Editorial: Potential for disaster

Despite daily news coverage of wildfires burning in B.C.’s interior — where residents have lost homes — and in nearby Washington state —where the cost has been far higher, with the loss of three lives — the message still doesn’t seem to be getting through.

Within an eight-hour period between Tuesday night and Wednesday morning, Township firefighters were called  to two separate grass fires, both of which had all the hallmarks of having been caused by human activity.

The first fire, which was ignited sometime before midnight on Tuesday, consumed a section of field near homes and businesses along 200 Street.

The other, discovered early the following morning, had the potential to destroy one of Langley’s most picturesque parks — Derby Reach.

Luckily, in both cases, the fires were spotted quickly and Township crews were able to extinguish them before much damage could be done.

But as one the hottest and driest summers on record draws to a close, the potential for devastation remains extreme.  And while we hope the stretch of rain forecast for the coming week will help to reduce the risk, this is hardly the time to become complacent.

Langley’s most recent brushes with disaster come amid reports that campers at Harrison Lake, where more than 1,300 hectares recently burned, were not only ignoring the ongoing campfire ban, but (get this) actually setting off fireworks in the midst of the tinder dry forest.
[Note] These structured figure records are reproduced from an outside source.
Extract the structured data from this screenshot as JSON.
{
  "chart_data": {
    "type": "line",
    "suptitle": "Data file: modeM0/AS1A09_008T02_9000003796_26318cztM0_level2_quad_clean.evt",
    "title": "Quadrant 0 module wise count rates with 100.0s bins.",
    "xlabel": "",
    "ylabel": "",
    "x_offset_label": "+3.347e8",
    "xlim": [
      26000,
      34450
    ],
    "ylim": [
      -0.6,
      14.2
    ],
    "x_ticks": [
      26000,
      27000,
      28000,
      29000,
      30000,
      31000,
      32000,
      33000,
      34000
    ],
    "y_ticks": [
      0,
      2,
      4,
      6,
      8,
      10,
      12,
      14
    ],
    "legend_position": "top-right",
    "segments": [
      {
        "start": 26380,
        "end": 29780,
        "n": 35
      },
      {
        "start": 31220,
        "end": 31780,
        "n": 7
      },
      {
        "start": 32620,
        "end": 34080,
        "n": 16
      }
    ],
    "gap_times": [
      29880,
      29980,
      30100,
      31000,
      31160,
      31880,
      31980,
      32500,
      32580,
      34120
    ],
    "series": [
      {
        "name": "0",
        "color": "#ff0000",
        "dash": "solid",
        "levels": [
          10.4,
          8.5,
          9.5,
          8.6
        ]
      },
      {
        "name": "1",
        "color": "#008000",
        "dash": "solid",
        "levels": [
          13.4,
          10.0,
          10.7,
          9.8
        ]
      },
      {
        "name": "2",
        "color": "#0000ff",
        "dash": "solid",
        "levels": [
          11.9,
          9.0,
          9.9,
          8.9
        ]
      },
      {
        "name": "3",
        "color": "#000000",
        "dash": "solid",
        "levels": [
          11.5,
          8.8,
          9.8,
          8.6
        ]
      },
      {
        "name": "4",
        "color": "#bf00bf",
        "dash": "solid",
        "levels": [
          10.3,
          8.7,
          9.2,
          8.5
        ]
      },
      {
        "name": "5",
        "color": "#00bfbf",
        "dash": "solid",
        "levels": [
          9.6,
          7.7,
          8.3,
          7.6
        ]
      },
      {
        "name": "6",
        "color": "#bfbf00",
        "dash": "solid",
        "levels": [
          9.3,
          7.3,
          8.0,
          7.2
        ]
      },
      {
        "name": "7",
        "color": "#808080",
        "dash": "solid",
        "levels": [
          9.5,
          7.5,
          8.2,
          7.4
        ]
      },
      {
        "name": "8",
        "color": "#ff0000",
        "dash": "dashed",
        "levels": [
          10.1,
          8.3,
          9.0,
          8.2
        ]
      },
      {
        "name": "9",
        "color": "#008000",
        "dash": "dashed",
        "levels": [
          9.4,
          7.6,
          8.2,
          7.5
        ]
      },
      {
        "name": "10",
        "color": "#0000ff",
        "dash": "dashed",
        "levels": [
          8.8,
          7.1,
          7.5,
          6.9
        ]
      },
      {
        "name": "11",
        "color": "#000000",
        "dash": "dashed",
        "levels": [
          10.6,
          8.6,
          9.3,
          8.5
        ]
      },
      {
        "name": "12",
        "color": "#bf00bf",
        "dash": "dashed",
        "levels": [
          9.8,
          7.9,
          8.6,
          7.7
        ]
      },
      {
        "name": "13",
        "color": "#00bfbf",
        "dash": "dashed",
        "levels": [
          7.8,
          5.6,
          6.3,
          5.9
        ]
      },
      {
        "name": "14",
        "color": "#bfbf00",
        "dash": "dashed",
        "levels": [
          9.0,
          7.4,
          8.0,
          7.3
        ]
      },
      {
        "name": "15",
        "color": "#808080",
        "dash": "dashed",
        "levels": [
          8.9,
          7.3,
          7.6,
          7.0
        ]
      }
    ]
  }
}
While this assertion, if true, certainly takes the prize for moronic behaviour, that still doesn’t excuse casual carelessness — whether it’s the flick of a cigarette out a car window onto a  street or dropping a butt in a parking lot.

No, pavement isn’t flammable, but all it takes is an accidental kick or a light breeze to roll a glowing cigarette butt into a parched ditch or onto a dusty boulevard and the rest could be history.